Factor (F) XIII congenital deficiency (FXIII CD; 2017 ICD-10-CM: 68.2) is a rare autosomal recessive bleeding disorder that affects all races and both sexes equally.1,2 Its prevalence is estimated to be 1 in approximately 2 million people worldwide, although it is more prevalent in regions such as the Middle East, in which consanguineous marriages are common.1
FXIII CD is the result of an impaired production of clotting factor XIII (FXIII), the terminal enzyme in the blood coagulation cascade. The FXIII transglutaminase covalently cross-links and stabilises fibrin strands that form the blood clot during the haemostatic process.2-4 The lack of functional FXIII therefore often presents as “delayed bleeding” following trauma due to premature lysis of the haemostatic clot.3 FXIII further plays an important role in wound healing and tissue repair, affects cell adhesion, cell proliferation and angiogenic activity and is necessary for pregnancy maintenance.2
FXIII circulates in plasma and is a hetero-tetramer composed of two A-subunits (FXIII-A), containing the active catalytic domain of the transglutaminase, and two B-subunits (FXIII-B), which serve as carrier proteins that also extend the half-life of circulating FXIII-A.1-3 The majority of FXIII CD patients (>95%) are FXIII-A-deficient, and often present with more severe bleeding symptoms, whereas only very few cases of FXIII-B CD (<5%) have been reported worldwide.1,2
Most people with FXIII CD experience symptoms form birth, often bleeding from the umbilical cord stump. Symptoms tend to continue throughout life. As a general rule, the less FXIII a patient has in their blood, the more frequent and/or severe their symptoms.
Clinical symptoms can range from mild to severe, with homozygous or compound heterozygous FXIII-A CD patients usually presenting with a more severe phenotype.1,2 The first and most characteristic manifestation of FXIII CD is bleeding from the umbilical cord after birth, which occurs in almost two-thirds of patients.2,3 Other frequent bleeding symptoms include subcutaneous bleeding, muscle haematomas, bleeding after surgery or tooth extraction and joint haemorrhages.1-4 Importantly, FXIII CD is associated with a high risk of intracranial haemorrhage, which occurs in approximately 30% of untreated FXIII CD patients and is the main cause of death in FXIII CD.1-3 Due to the diverse biological functions of FXIII, symptoms in FXIII CD are not restricted to bleeding, but also include impaired wound healing, abnormal scar formation and repeated spontaneous abortions in pregnant women.1-3
Early diagnosis of FXIII CD in patients with a bleeding tendency is essential to avoid any fatal or severely disabling bleeding complications.2 FXIII CD is likely to be underdiagnosed due to lack of awareness and challenges with diagnostic procedures.2 Once the diagnosis is confirmed, prophylactic replacement therapy is recommended to prevent the occurrence of potentially life-threatening bleeds.2 The long in vivo half-life of FXIII (9–14 days)2,3 and the observation that FXIII levels of only 3–10% of normal in plasma are sufficient to control bleeding allow for a monthly treatment regimen that makes prophylaxis manageable.3 Bleeding episodes can also be managed on demand using FXIII replacement therapy.

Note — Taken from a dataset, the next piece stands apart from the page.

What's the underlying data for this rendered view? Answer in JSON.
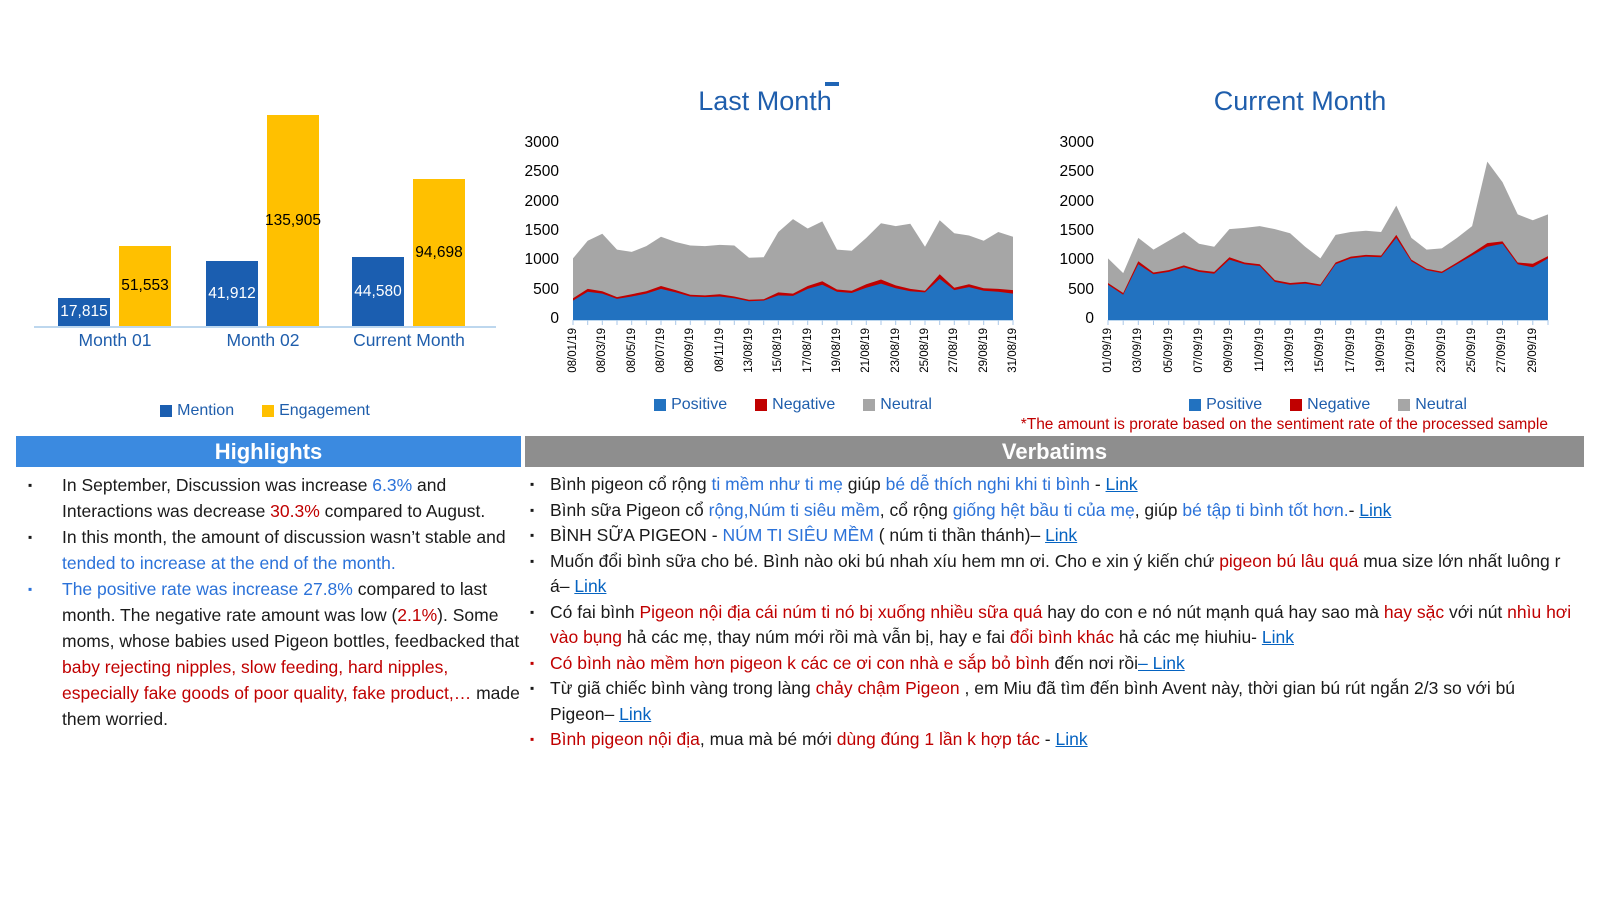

An acquired form of FXIII deficiency also exists and is usually the result of increased consumption or decreased synthesis of FXIII associated with several medical conditions, including major surgery, trauma, pulmonary embolism, stroke, Crohn’s disease, ulcerative colitis, leukaemia, sepsis, liver cirrhosis and disseminated intravascular coagulation.2,3 The development of autoantibodies, usually against FXIII-A, and very rarely against FXIII-B, is also a rare cause of acquired FXIII deficiency.2,3
1. Odame JE, Chan AK, Wu JK, Breakey VR. Factor XIII deficiency management: a review of the literature. Blood Coagul Fibrinolysis 2014;25:199-205.
2. Schroeder V, Kohler HP. Factor XIII deficiency: an update. Semin Thromb Hemost 2013;39:632-41.
3. Biswas A, Ivaskevicius V, Thomas A, Oldenburg J. Coagulation factor XIII deficiency. Diagnosis, prevalence and management of inherited and acquired forms. Hamostaseologie 2014;34:160-6.
4. de Jager T, Pericleous L, Kokot-Kierepa M, Naderi M, Karimi M. The burden and management of FXIII deficiency. Haemophilia 2014;20:733-40.